İlçenin ekonomisi tarım ve hayvancılığa dayanmaktadır. Yetiştirilen belli başlı ürünler buğday, arpa, üzüm, şeker pancarı ve ayvadır. Ayrıca Sakarya Vadisinin bazı kesimlerinde turfanda sebzecilik yapılır. Az sayıda elma, baklagiller, ayçiçeği ve yulaf da yetiştirilir. İlçenin temel geçim kaynağı hayvancılıktır. Önemli sayıda sığır, koyun, kıl keçisi ve Ankara keçisi yetiştirilir. Tavukçuluk ve ipekböcekçiliği de yapılmaktadır. yer altı kaynakları yönünden zengin olan ilçede Antimon, feldispat, kaolin, kil ve tuğla-kiremit hammaddesini içeren cevher yatakları vardır.

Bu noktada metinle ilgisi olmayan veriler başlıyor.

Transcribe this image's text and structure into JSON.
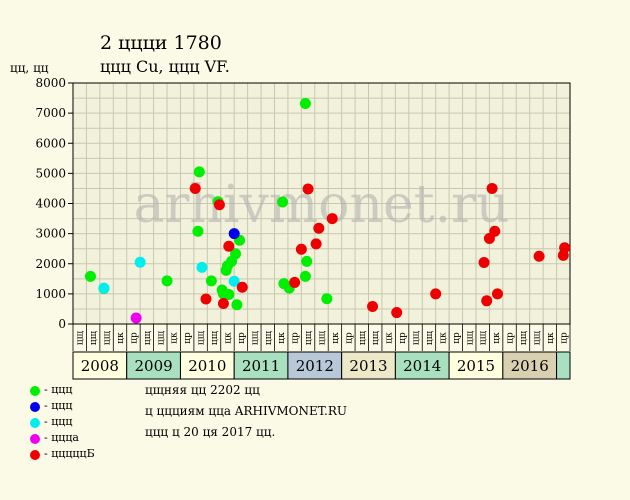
{
  "header": {
    "title": "2 ццци 1780",
    "subtitle": "ццц Cu, ццц VF."
  },
  "chart_data": {
    "type": "scatter",
    "ylabel": "цц, цц",
    "ylim": [
      0,
      8000
    ],
    "yticks": [
      0,
      1000,
      2000,
      3000,
      4000,
      5000,
      6000,
      7000,
      8000
    ],
    "grid": true,
    "watermark": "arhivmonet.ru",
    "slot_labels": [
      "цщ",
      "цщ",
      "цщ",
      "цк",
      "цр",
      "цщ",
      "цщ",
      "цк",
      "цр",
      "цщ",
      "цщ",
      "цк",
      "цр",
      "цщ",
      "цщ",
      "цк",
      "цр",
      "цщ",
      "цщ",
      "цк",
      "цр",
      "цщ",
      "цщ",
      "цк",
      "цр",
      "цщ",
      "цщ",
      "цк",
      "цр",
      "цщ",
      "цщ",
      "цк",
      "цр",
      "цщ",
      "цщ",
      "цк",
      "цр"
    ],
    "years": [
      {
        "label": "2008",
        "color": "#ffffe0"
      },
      {
        "label": "2009",
        "color": "#a8e0c0"
      },
      {
        "label": "2010",
        "color": "#ffffe0"
      },
      {
        "label": "2011",
        "color": "#a8e0c0"
      },
      {
        "label": "2012",
        "color": "#b8c8d8"
      },
      {
        "label": "2013",
        "color": "#ece8c8"
      },
      {
        "label": "2014",
        "color": "#a8e0c0"
      },
      {
        "label": "2015",
        "color": "#ffffe0"
      },
      {
        "label": "2016",
        "color": "#d8d0b0"
      }
    ],
    "series": [
      {
        "name": "- ццц",
        "color": "#00ee00",
        "points": [
          [
            1.3,
            1580
          ],
          [
            2.3,
            1180
          ],
          [
            7.0,
            1430
          ],
          [
            9.3,
            3080
          ],
          [
            9.4,
            5050
          ],
          [
            10.3,
            1430
          ],
          [
            10.8,
            4060
          ],
          [
            11.1,
            1130
          ],
          [
            11.2,
            1000
          ],
          [
            11.4,
            1780
          ],
          [
            11.5,
            1930
          ],
          [
            11.6,
            980
          ],
          [
            11.8,
            2080
          ],
          [
            12.1,
            2330
          ],
          [
            12.2,
            640
          ],
          [
            12.4,
            2780
          ],
          [
            15.6,
            4050
          ],
          [
            15.7,
            1340
          ],
          [
            16.1,
            1190
          ],
          [
            17.3,
            7320
          ],
          [
            17.4,
            2080
          ],
          [
            17.3,
            1580
          ],
          [
            18.9,
            840
          ]
        ]
      },
      {
        "name": "- ццц",
        "color": "#0000ee",
        "points": [
          [
            12.0,
            3000
          ]
        ]
      },
      {
        "name": "- ццц",
        "color": "#00eeee",
        "points": [
          [
            2.3,
            1190
          ],
          [
            5.0,
            2050
          ],
          [
            9.6,
            1880
          ],
          [
            12.0,
            1420
          ]
        ]
      },
      {
        "name": "- ццца",
        "color": "#ee00ee",
        "points": [
          [
            4.7,
            200
          ]
        ]
      },
      {
        "name": "- цццццБ",
        "color": "#ee0000",
        "points": [
          [
            9.1,
            4500
          ],
          [
            9.9,
            830
          ],
          [
            10.9,
            3960
          ],
          [
            11.2,
            680
          ],
          [
            11.6,
            2580
          ],
          [
            12.6,
            1220
          ],
          [
            16.5,
            1380
          ],
          [
            17.0,
            2480
          ],
          [
            17.5,
            4480
          ],
          [
            18.1,
            2660
          ],
          [
            18.3,
            3180
          ],
          [
            19.3,
            3500
          ],
          [
            22.3,
            580
          ],
          [
            24.1,
            380
          ],
          [
            27.0,
            1000
          ],
          [
            30.6,
            2040
          ],
          [
            30.8,
            770
          ],
          [
            31.0,
            2840
          ],
          [
            31.2,
            4500
          ],
          [
            31.4,
            3080
          ],
          [
            31.6,
            1000
          ],
          [
            34.7,
            2250
          ],
          [
            36.5,
            2280
          ],
          [
            36.6,
            2530
          ]
        ]
      }
    ]
  },
  "notes": [
    "цщняя цц 2202 цц",
    "ц ццциям цца ARHIVMONET.RU",
    "ццц ц 20 ця 2017 цц."
  ]
}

Çelebi Sultan Mehmet Camisi |
Söğüt yöresine ilk yerleşenlerin kimler olduğu kesinlik kazanamamıştır. Bithynia denilen bu bölgede yerleşim MÖ.700'lerde başlamıştır. Kelt istilasına uğrayan yörede MÖ.280'de Bithynia Krallığı bağımsızlığını ilan etmiş ve bu durum Romalıların bölgeye egemen olmasına kadar sürmüştür. MÖ.63'te Pontus Krallığı ile birleşerek Pontus et Bithynia ismi ile Roma'nın bir eyaleti olarak kalmıştır.

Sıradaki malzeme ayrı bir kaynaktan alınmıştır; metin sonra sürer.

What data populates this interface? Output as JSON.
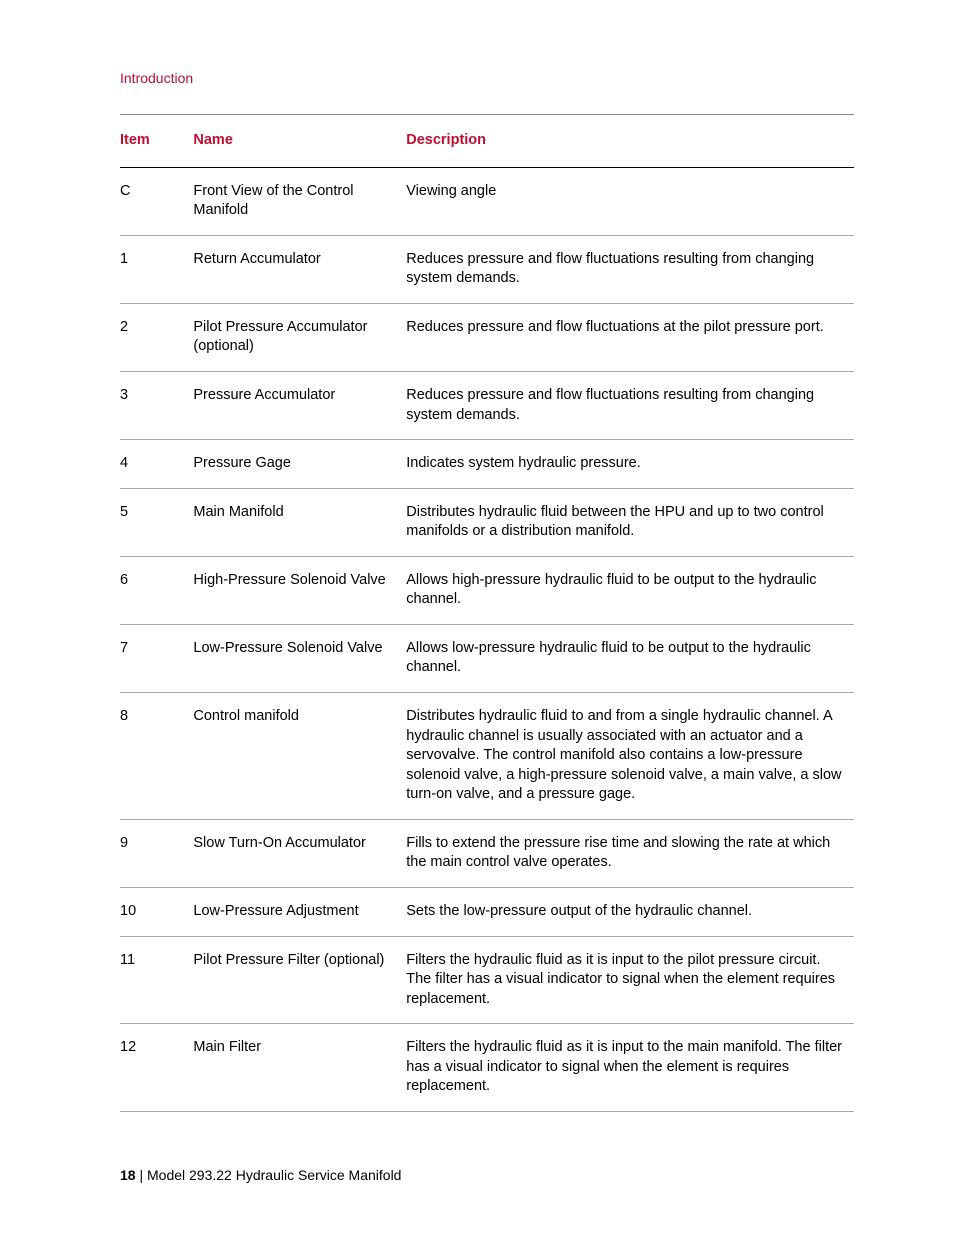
{
  "colors": {
    "accent": "#be0f34",
    "text": "#000000",
    "rule": "#888888",
    "header_rule": "#000000",
    "background": "#ffffff"
  },
  "section_title": "Introduction",
  "table": {
    "columns": [
      "Item",
      "Name",
      "Description"
    ],
    "rows": [
      {
        "item": "C",
        "name": "Front View of the Control Manifold",
        "desc": "Viewing angle"
      },
      {
        "item": "1",
        "name": "Return Accumulator",
        "desc": "Reduces pressure and flow fluctuations resulting from changing system demands."
      },
      {
        "item": "2",
        "name": "Pilot Pressure Accumulator (optional)",
        "desc": "Reduces pressure and flow fluctuations at the pilot pressure port."
      },
      {
        "item": "3",
        "name": "Pressure Accumulator",
        "desc": "Reduces pressure and flow fluctuations resulting from changing system demands."
      },
      {
        "item": "4",
        "name": "Pressure Gage",
        "desc": "Indicates system hydraulic pressure."
      },
      {
        "item": "5",
        "name": "Main Manifold",
        "desc": "Distributes hydraulic fluid between the HPU and up to two control manifolds or a distribution manifold."
      },
      {
        "item": "6",
        "name": "High-Pressure Solenoid Valve",
        "desc": "Allows high-pressure hydraulic fluid to be output to the hydraulic channel."
      },
      {
        "item": "7",
        "name": "Low-Pressure Solenoid Valve",
        "desc": "Allows low-pressure hydraulic fluid to be output to the hydraulic channel."
      },
      {
        "item": "8",
        "name": "Control manifold",
        "desc": "Distributes hydraulic fluid to and from a single hydraulic channel. A hydraulic channel is usually associated with an actuator and a servovalve. The control manifold also contains a low-pressure solenoid valve, a high-pressure solenoid valve, a main valve, a slow turn-on valve, and a pressure gage."
      },
      {
        "item": "9",
        "name": "Slow Turn-On Accumulator",
        "desc": "Fills to extend the pressure rise time and slowing the rate at which the main control valve operates."
      },
      {
        "item": "10",
        "name": "Low-Pressure Adjustment",
        "desc": "Sets the low-pressure output of the hydraulic channel."
      },
      {
        "item": "11",
        "name": "Pilot Pressure Filter (optional)",
        "desc": "Filters the hydraulic fluid as it is input to the pilot pressure circuit. The filter has a visual indicator to signal when the element requires replacement."
      },
      {
        "item": "12",
        "name": "Main Filter",
        "desc": "Filters the hydraulic fluid as it is input to the main manifold. The filter has a visual indicator to signal when the element is requires replacement."
      }
    ]
  },
  "footer": {
    "page_number": "18",
    "separator": " | ",
    "doc_title": "Model 293.22 Hydraulic Service Manifold"
  }
}
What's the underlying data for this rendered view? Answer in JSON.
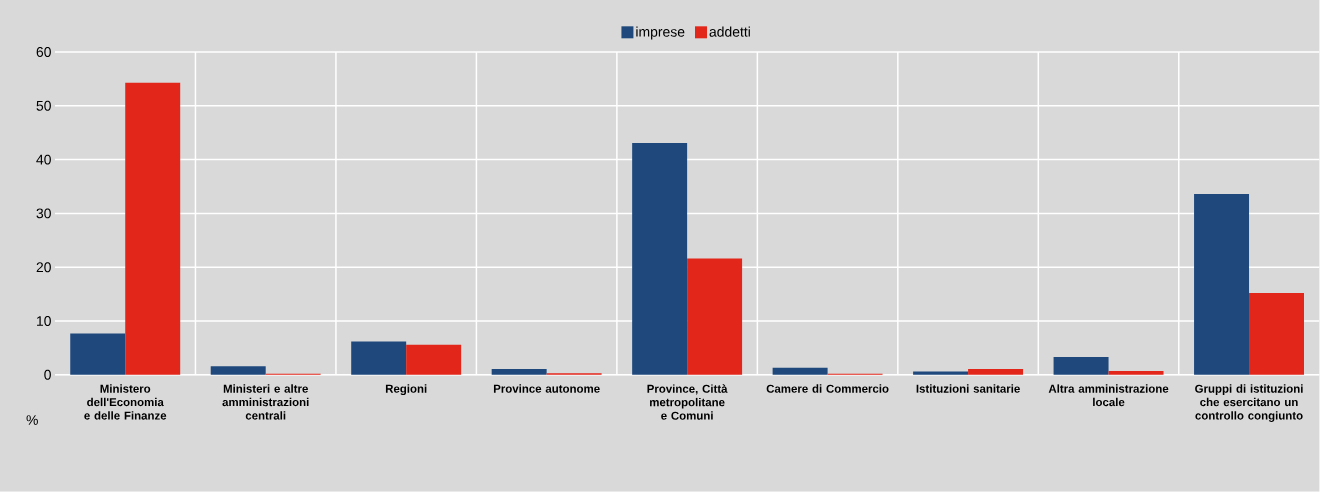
{
  "chart_data": {
    "type": "bar",
    "ylabel": "%",
    "categories": [
      "Ministero dell'Economia e delle Finanze",
      "Ministeri e altre amministrazioni centrali",
      "Regioni",
      "Province autonome",
      "Province, Città metropolitane e Comuni",
      "Camere di Commercio",
      "Istituzioni sanitarie",
      "Altra amministrazione locale",
      "Gruppi di istituzioni che esercitano un controllo congiunto"
    ],
    "series": [
      {
        "name": "imprese",
        "color": "#1f497d",
        "values": [
          7.7,
          1.6,
          6.2,
          1.1,
          43.1,
          1.3,
          0.6,
          3.3,
          33.6
        ]
      },
      {
        "name": "addetti",
        "color": "#e3261a",
        "values": [
          54.3,
          0.2,
          5.6,
          0.3,
          21.6,
          0.2,
          1.1,
          0.7,
          15.2
        ]
      }
    ],
    "ylim": [
      0,
      60
    ],
    "yticks": [
      0,
      10,
      20,
      30,
      40,
      50,
      60
    ],
    "grid": true,
    "legend": "top"
  }
}
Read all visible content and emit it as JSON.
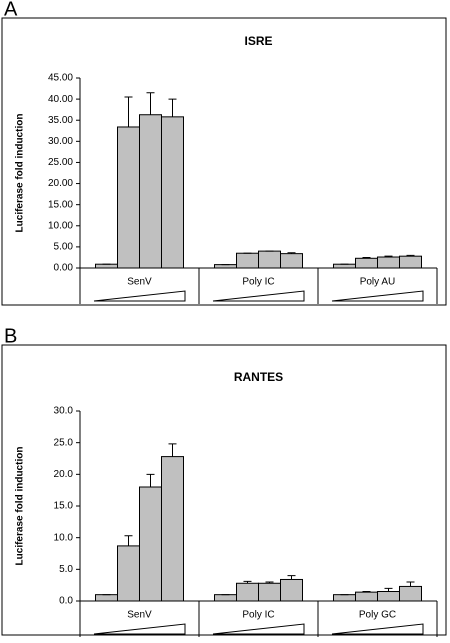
{
  "chart_data": [
    {
      "type": "bar",
      "panel_label": "A",
      "title": "ISRE",
      "y_label": "Luciferase fold induction",
      "ylim": [
        0,
        45
      ],
      "yticks": [
        {
          "value": 0,
          "label": "0.00"
        },
        {
          "value": 5,
          "label": "5.00"
        },
        {
          "value": 10,
          "label": "10.00"
        },
        {
          "value": 15,
          "label": "15.00"
        },
        {
          "value": 20,
          "label": "20.00"
        },
        {
          "value": 25,
          "label": "25.00"
        },
        {
          "value": 30,
          "label": "30.00"
        },
        {
          "value": 35,
          "label": "35.00"
        },
        {
          "value": 40,
          "label": "40.00"
        },
        {
          "value": 45,
          "label": "45.00"
        }
      ],
      "color": "#c0c0c0",
      "groups": [
        {
          "name": "SenV",
          "values": [
            0.9,
            33.4,
            36.3,
            35.8
          ],
          "errors": [
            0,
            7.1,
            5.2,
            4.2
          ]
        },
        {
          "name": "Poly IC",
          "values": [
            0.8,
            3.5,
            4.0,
            3.4
          ],
          "errors": [
            0,
            0,
            0,
            0.2
          ]
        },
        {
          "name": "Poly AU",
          "values": [
            0.9,
            2.3,
            2.6,
            2.8
          ],
          "errors": [
            0,
            0.2,
            0.2,
            0.2
          ]
        }
      ]
    },
    {
      "type": "bar",
      "panel_label": "B",
      "title": "RANTES",
      "y_label": "Luciferase fold induction",
      "ylim": [
        0,
        30
      ],
      "yticks": [
        {
          "value": 0,
          "label": "0.0"
        },
        {
          "value": 5,
          "label": "5.0"
        },
        {
          "value": 10,
          "label": "10.0"
        },
        {
          "value": 15,
          "label": "15.0"
        },
        {
          "value": 20,
          "label": "20.0"
        },
        {
          "value": 25,
          "label": "25.0"
        },
        {
          "value": 30,
          "label": "30.0"
        }
      ],
      "color": "#c0c0c0",
      "groups": [
        {
          "name": "SenV",
          "values": [
            1.0,
            8.7,
            18.0,
            22.8
          ],
          "errors": [
            0,
            1.6,
            2.0,
            2.0
          ]
        },
        {
          "name": "Poly IC",
          "values": [
            1.0,
            2.8,
            2.8,
            3.4
          ],
          "errors": [
            0,
            0.3,
            0.2,
            0.6
          ]
        },
        {
          "name": "Poly GC",
          "values": [
            1.0,
            1.4,
            1.5,
            2.3
          ],
          "errors": [
            0,
            0.1,
            0.5,
            0.7
          ]
        }
      ]
    }
  ]
}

Söğüt yöresi Anadolu Selçuklu hükümdarı I.Alaeddin keykubat tarafından 1232'de Ertuğrul Gazi'ye Uç Beyliği olarak verilmiştir. Oğuzların Kayı boyundan gelen Türkmenler buraya yerleşmişlerdir. Bunun sonucu olarak da Osmanlı Devletinin temelleri Söğüt'te atılmıştır. XV.yüzyılda Timur orduları buraya kadar gelerek şehri yağmalamışlardır. XIX.yüzyılın sonlarında Hüdavendigâr (Bursa) vilayetinin Ertuğrul (Bilecik) sancağına bağlı bir kaza olarak yönetilmiştir.Söğüt II.Abdülhamit Hanın tahta geçişiyle birlikte canlanmaya başlamıştır. II.Abdülhamit Han saray muhafızlarını Söğüt ve çevresi gençlerinden seçtiği gibi Eskişehir Yöresi Karakeçili Aşiretinin Söğüt’ü ziyaretlerine de resmi bir sıfat kazandırmıştır.
Kaymakam Sait Bey Çeşmesi |
Kurtuluş Savaşı sırasında, Temmuz 1921'den 4 Eylül 1922'ye kadar Yunan işgalinde kalmıştır. Cumhuriyetin ilanından sonra kaza olarak 1924'te Bilecik İli'ne bağlanmıştır.
Söğüt'te günümüze gelebilen tarihi eserler, Ertuğrul Gazi Mescidi, Balaban Camisi, Çelebi Sultan Mehmet Camisi, Hamidiye Camisi (Çifte Minareli Cami) Ertuğrul Gazi Camisi (Kuyulu Mescit) , Dursun Fakıh Türbesi, Ertuğrul Gazi Türbesi, İsa Sofi Türbesi, Ertuğrul Gazi Müzesi, Kaymakam Sait Bey Çeşmesi 'dir.
Ayrıca Sultan Reşat zamanında kaymakam Sait Bey tarafından Söğüt İdadisine ek olarak yapılan Darül Eytam binası bulunmaktadır. Ertuğrul Gazi Türbesi'nin çevresinde her yıl 10 Eylül'de Ertuğrul Gazi'yi anma törenleri düzenlenmektedir.